President Tsai Ing-wen (蔡英文) and Vice President William Lai (賴清德) yesterday morning received COVID-19 vaccine booster shots, as the government races to increase the nation’s vaccination and booster rates amid a domestic outbreak fueled by the highly infectious Omicron variant of SARS-CoV-2.
Tsai and Lai each received a shot of the domestically developed Medigen COVID-19 vaccine at National Taiwan University’s College of Medicine.
Tsai later described the process on Facebook as “smooth” and “painless,” urging people who received a second vaccine dose more than 12 weeks ago to get a booster as soon as possible.
Photo: Liu Hsin-de, Taipei Times
The Central Epidemic Command Center said that anyone aged 18 or older who has received two shots of a Medigen, Pfizer-BioNTech or Moderna COVID-19 vaccine can choose any of those vaccines or an AstraZeneca vaccine as a booster.
Only a half-dose of the Moderna vaccine would be administered as a booster, in keeping with the company’s recommendations, it said.

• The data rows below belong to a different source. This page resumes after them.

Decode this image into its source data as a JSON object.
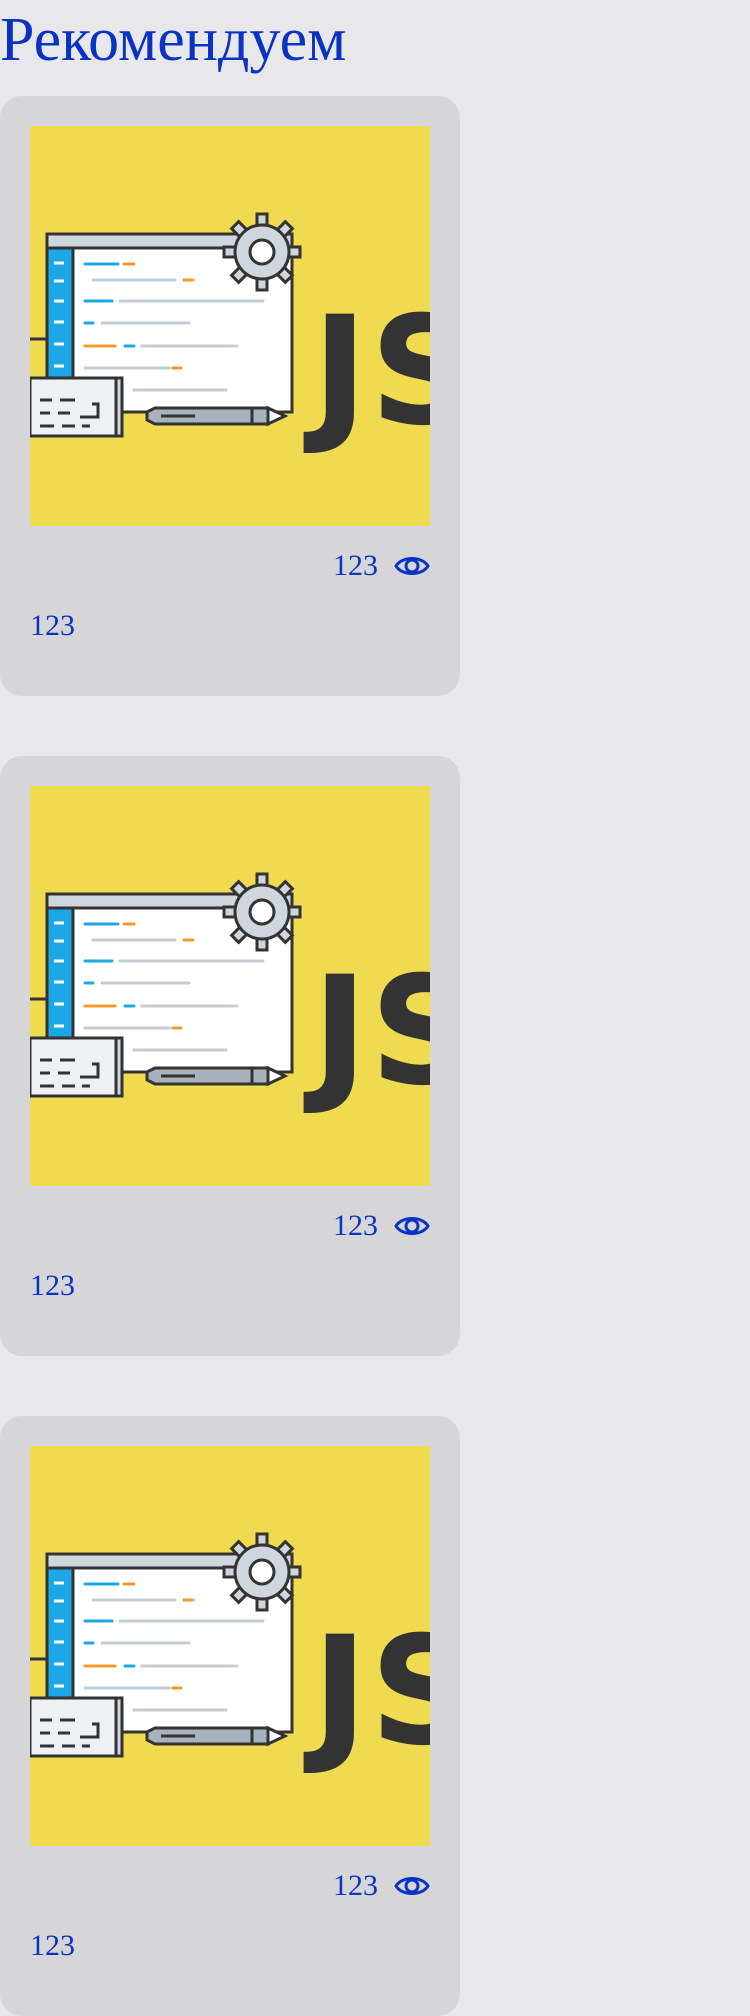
{
  "section": {
    "title": "Рекомендуем"
  },
  "cards": [
    {
      "image_alt": "JS",
      "views": "123",
      "caption": "123"
    },
    {
      "image_alt": "JS",
      "views": "123",
      "caption": "123"
    },
    {
      "image_alt": "JS",
      "views": "123",
      "caption": "123"
    }
  ],
  "icons": {
    "views": "eye-icon",
    "settings": "gear-icon"
  },
  "colors": {
    "accent": "#0a33c4",
    "card_bg": "#d6d6d8",
    "page_bg": "#e8e8eb",
    "image_bg": "#f0da50"
  }
}
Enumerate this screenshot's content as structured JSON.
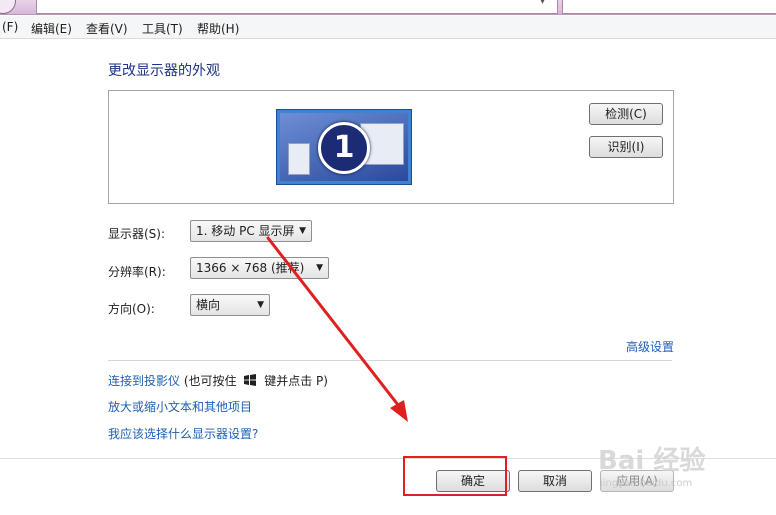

People who received two doses of the AstraZeneca vaccine should choose a different brand for better protection, it added.
Photo: Liu Hsin-de, Taipei Times
Tsai urged people to continue observing the center’s guidelines, adding that many countries were experiencing a new wave of infections, as Taiwan also faces fresh COVID-19 challenges.
Tsai received her first Medigen dose on Aug. 23 last year, shortly after the Taiwanese pharmaceutical company was granted emergency use authorization for its COVID-19 vaccine by the Food and Drug Administration.
Lai was vaccinated a few days later, and both of them had their second dose on Sept. 30.
Tsai and Lai were said to have chosen the Medigen vaccine to bolster confidence in the domestically produced vaccine.